В целом идеи о влиянии географической среды на политику
высказывали еще Гиппократ, Платон, Аристотель и другие античные мыслители. Но,
видимо, основателем доктрины, объясняющей природу политики воздействием
географических факторов, можно считать французских мыслителей Ж. Бодена (XVI
в.), сформулировавшего теорию влияния климата на политическое поведение людей,
и Ш. Монтескье (XVII в.), первым связавшего форму государственного устройства с
размером занимаемой им территории. Так, Ж. Воден в одном из своих трудов писал,
что народы умеренных областей более сильны и менее хитры, чем народы Юга. Они
умнее и сильнее, чем народы Севера, и более подходят для управления
государством. Поэтому великие армии пришли с севера, тогда как оккультизм,
философия, математика и прочие созерцательные науки были порождением южных
народов. Политические науки, законы, юриспруденция, искусство красноречия и
спора ведут свое начало от срединных народов, и у них же возникли все великие
империи: империи ассирийцев, мидийцев, персов, парфян, греков, римлян, кельтов.
Сформулированные Боденом представления о фатальной связи общества со средой были развиты впоследствии
Ш. Монтескье, который писал: «Если небольшие государства по своей природе
должны быть республиками, государства средней величины - подчиняться монарху, а
обширные империи – состоять под властью деспота, то отсюда следует, что для
сохранения принципов правления государство должно сохранять свои размеры и что
дух этого государства будет изменяться в зависимости от расширения и сужения
пределов его территории»11.
Впоследствии, особенно на рубеже XIX-XX вв., эти идеи и
представления получили интеллектуальную поддержку ученых, которые выдвинули
идею сопоставления истории человечества с историей природы (К. Риттер),
сформулировали антропогеографические принципы политических исследований (Ф.
Ратцель, Г. Маккиндер) и электоральной географии (А. Зигфрид), обосновали самые
разные сценарии международной стратегии государств (К. Хаусхофер, А. Мэхэн и
др.), оформив таким образом относительно самостоятельные научные направления –
геополитику и политическую географию.
За долгие годы эволюции географической парадигмы как
формы политической мысли решающее значение в объяснении природы политики
придавалось разным факторам, к примеру, «хартленду» - срединному «сердцу»
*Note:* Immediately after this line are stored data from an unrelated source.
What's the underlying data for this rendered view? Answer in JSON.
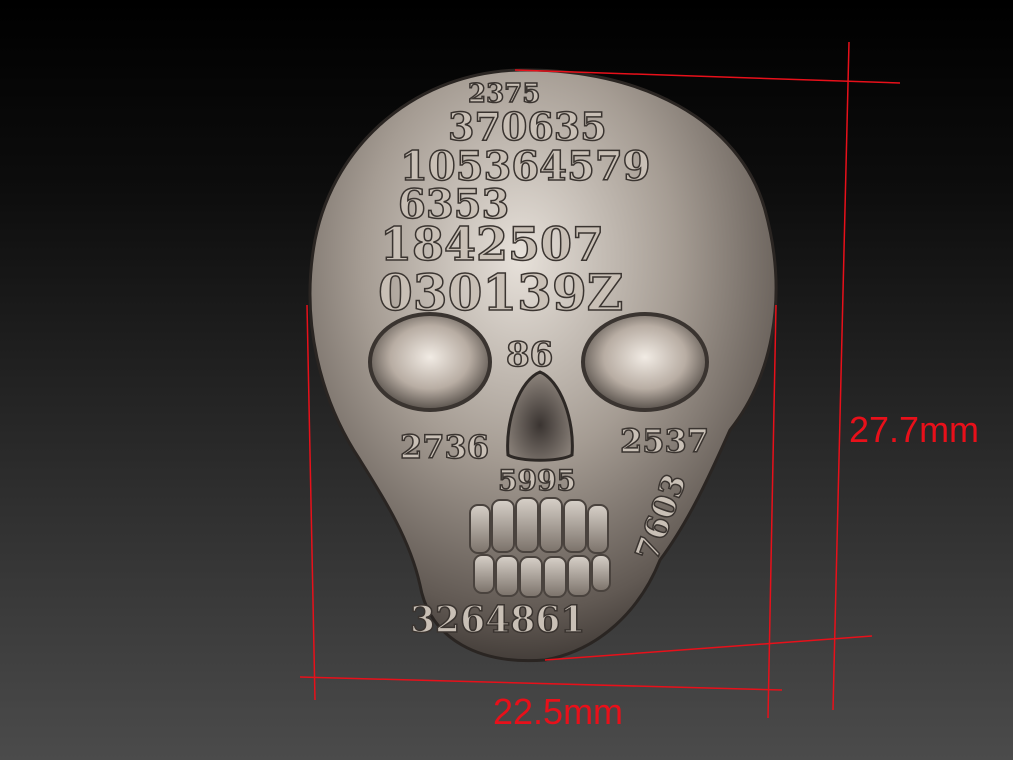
{
  "image": {
    "subject": "skull-ring-render",
    "colors": {
      "background_top": "#000000",
      "background_bottom": "#4b4b4b",
      "metal_light": "#e7e1da",
      "metal_mid": "#9c948c",
      "metal_dark": "#3e3935",
      "dimension_line": "#e8101a"
    }
  },
  "dimensions": {
    "height_label": "27.7mm",
    "width_label": "22.5mm"
  },
  "engraved_digits": {
    "row1": "2375",
    "row2": "370635",
    "row3": "105364579",
    "row4": "6353",
    "row5": "1842507",
    "row6": "030139Z",
    "cheek_left": "2736",
    "cheek_right": "2537",
    "nose": "86",
    "upper_lip": "5995",
    "chin": "3264861",
    "jaw_right": "7603"
  }
}
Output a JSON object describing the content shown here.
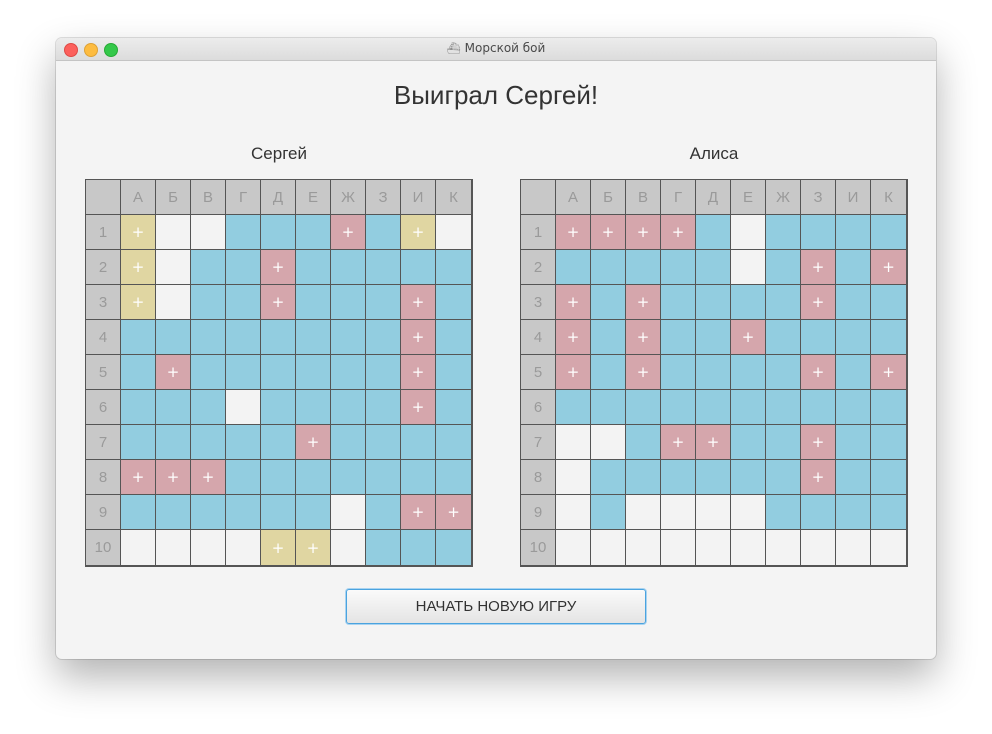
{
  "window": {
    "title": "Морской бой",
    "title_icon": "ship-icon"
  },
  "headline": "Выиграл Сергей!",
  "columns": [
    "А",
    "Б",
    "В",
    "Г",
    "Д",
    "Е",
    "Ж",
    "З",
    "И",
    "К"
  ],
  "rows": [
    "1",
    "2",
    "3",
    "4",
    "5",
    "6",
    "7",
    "8",
    "9",
    "10"
  ],
  "mark_symbol": "+",
  "colors": {
    "w": "#f3f3f3",
    "b": "#92cde0",
    "r": "#d5a6ac",
    "y": "#e0d6a2",
    "header": "#c8c8c8"
  },
  "legend": {
    "w": "empty / not shot",
    "b": "miss (water)",
    "r": "hit ship",
    "y": "surviving ship"
  },
  "boards": [
    {
      "name": "Сергей",
      "grid": [
        [
          "y",
          "w",
          "w",
          "b",
          "b",
          "b",
          "r",
          "b",
          "y",
          "w"
        ],
        [
          "y",
          "w",
          "b",
          "b",
          "r",
          "b",
          "b",
          "b",
          "b",
          "b"
        ],
        [
          "y",
          "w",
          "b",
          "b",
          "r",
          "b",
          "b",
          "b",
          "r",
          "b"
        ],
        [
          "b",
          "b",
          "b",
          "b",
          "b",
          "b",
          "b",
          "b",
          "r",
          "b"
        ],
        [
          "b",
          "r",
          "b",
          "b",
          "b",
          "b",
          "b",
          "b",
          "r",
          "b"
        ],
        [
          "b",
          "b",
          "b",
          "w",
          "b",
          "b",
          "b",
          "b",
          "r",
          "b"
        ],
        [
          "b",
          "b",
          "b",
          "b",
          "b",
          "r",
          "b",
          "b",
          "b",
          "b"
        ],
        [
          "r",
          "r",
          "r",
          "b",
          "b",
          "b",
          "b",
          "b",
          "b",
          "b"
        ],
        [
          "b",
          "b",
          "b",
          "b",
          "b",
          "b",
          "w",
          "b",
          "r",
          "r"
        ],
        [
          "w",
          "w",
          "w",
          "w",
          "y",
          "y",
          "w",
          "b",
          "b",
          "b"
        ]
      ]
    },
    {
      "name": "Алиса",
      "grid": [
        [
          "r",
          "r",
          "r",
          "r",
          "b",
          "w",
          "b",
          "b",
          "b",
          "b"
        ],
        [
          "b",
          "b",
          "b",
          "b",
          "b",
          "w",
          "b",
          "r",
          "b",
          "r"
        ],
        [
          "r",
          "b",
          "r",
          "b",
          "b",
          "b",
          "b",
          "r",
          "b",
          "b"
        ],
        [
          "r",
          "b",
          "r",
          "b",
          "b",
          "r",
          "b",
          "b",
          "b",
          "b"
        ],
        [
          "r",
          "b",
          "r",
          "b",
          "b",
          "b",
          "b",
          "r",
          "b",
          "r"
        ],
        [
          "b",
          "b",
          "b",
          "b",
          "b",
          "b",
          "b",
          "b",
          "b",
          "b"
        ],
        [
          "w",
          "w",
          "b",
          "r",
          "r",
          "b",
          "b",
          "r",
          "b",
          "b"
        ],
        [
          "w",
          "b",
          "b",
          "b",
          "b",
          "b",
          "b",
          "r",
          "b",
          "b"
        ],
        [
          "w",
          "b",
          "w",
          "w",
          "w",
          "w",
          "b",
          "b",
          "b",
          "b"
        ],
        [
          "w",
          "w",
          "w",
          "w",
          "w",
          "w",
          "w",
          "w",
          "w",
          "w"
        ]
      ]
    }
  ],
  "button": {
    "label": "НАЧАТЬ НОВУЮ ИГРУ"
  }
}
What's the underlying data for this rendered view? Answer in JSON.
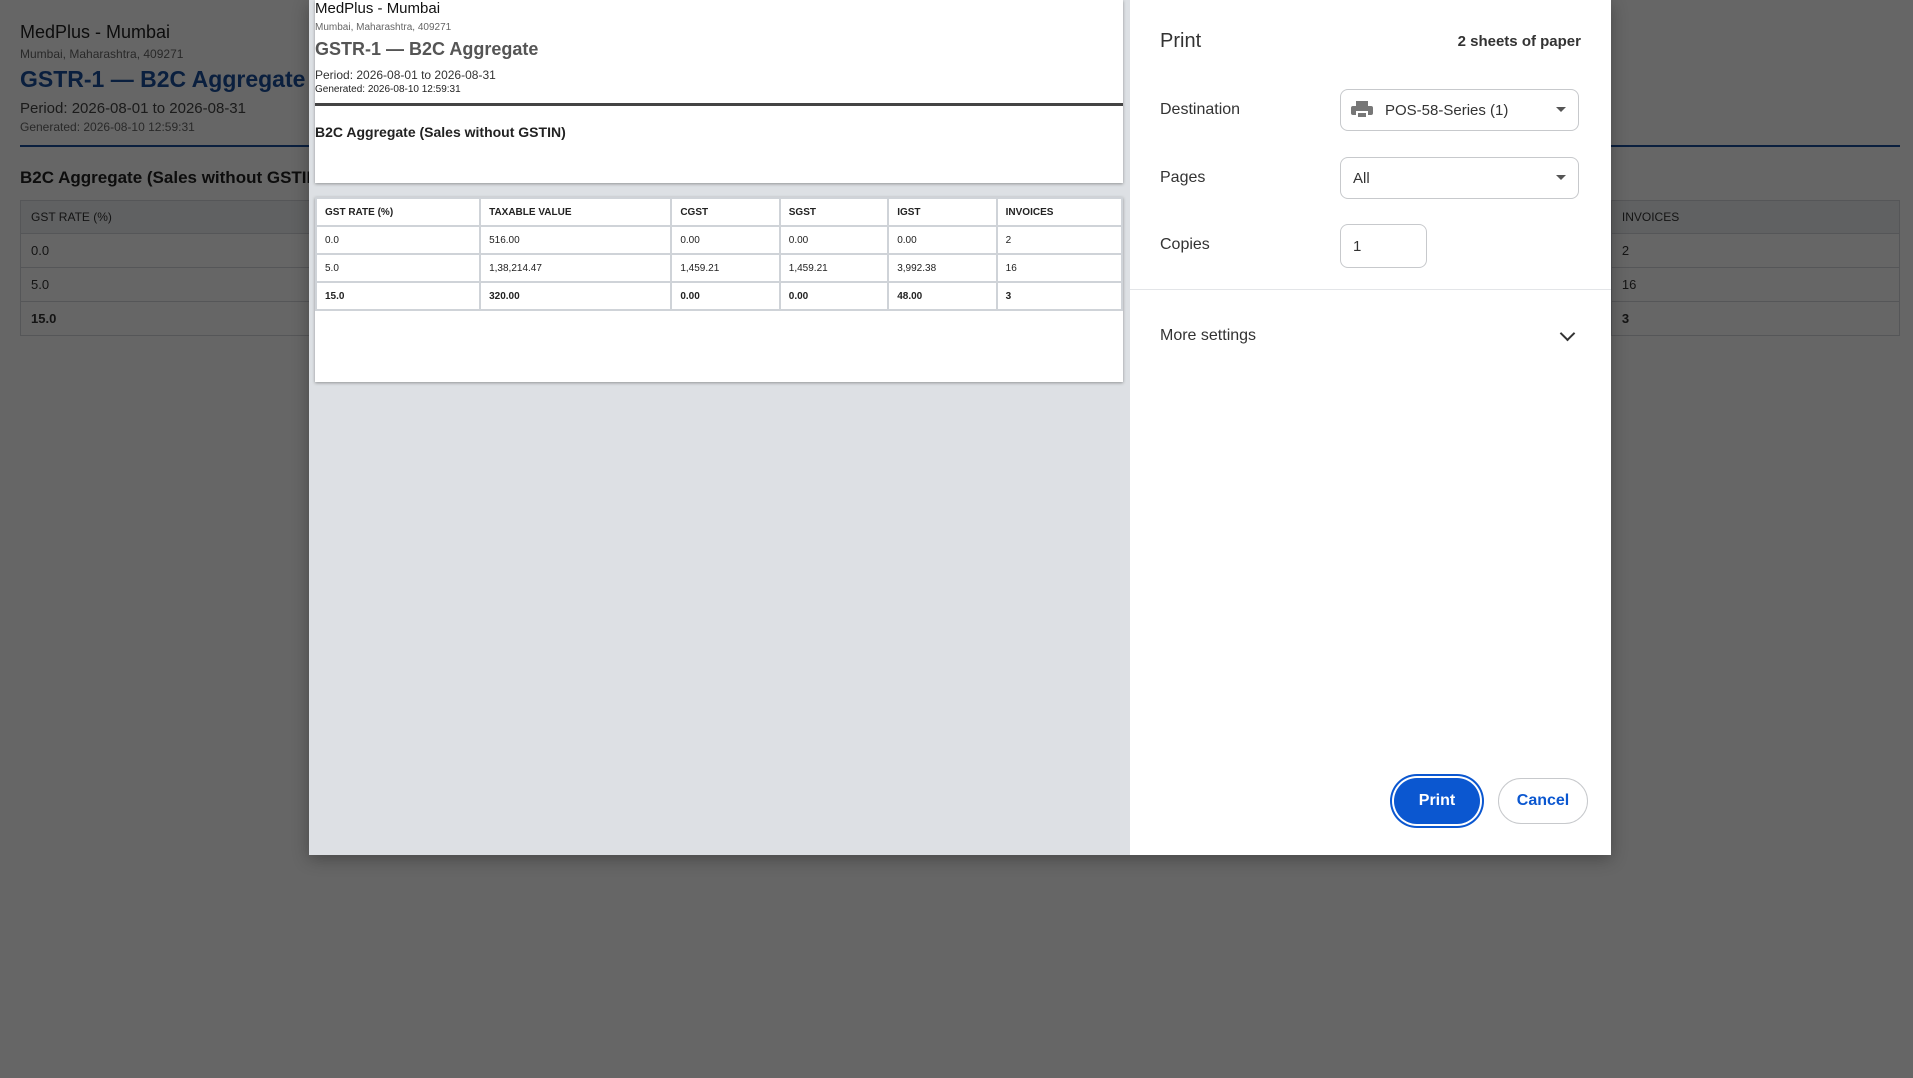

земли, включающему районы Евразии (Г. Маккиндер), «римленду» - освещающему
мощь океанических держав (Н. Спайкман), элементам «почвы»,
характеризующим: положение страны, пространство и границы (Ф. Ратцель), либо
определенным тенденциям в развитии географической среды, в частности идущему с
Востока на Северо-Запад «иссушению Земли» (Э. Хантингтон), и т.д.
11 Монтескье Ш. Е. Избранные произведения. М., 1955. С. 266.
Тем не менее суть подхода, географической парадигмы
оставалась прежней: политические процессы неизменно признавались зависимыми от
географической среды в целом или ее отдельных компонентов. Смысл данной
парадигмы А. Тойнби сформулировал так: все стимулы к развитию цивилизаций
растут строго пропорционально враждебности среды. Потому-то и политическое искусство
коренится в борении с этими силами и является специфическим ответом на вызовы
среды. В ряде теорий однозначность геодетерминизма значительно смягчалась.
Например, представители так называемой школы «человеческой географии» (Ж. Брюн)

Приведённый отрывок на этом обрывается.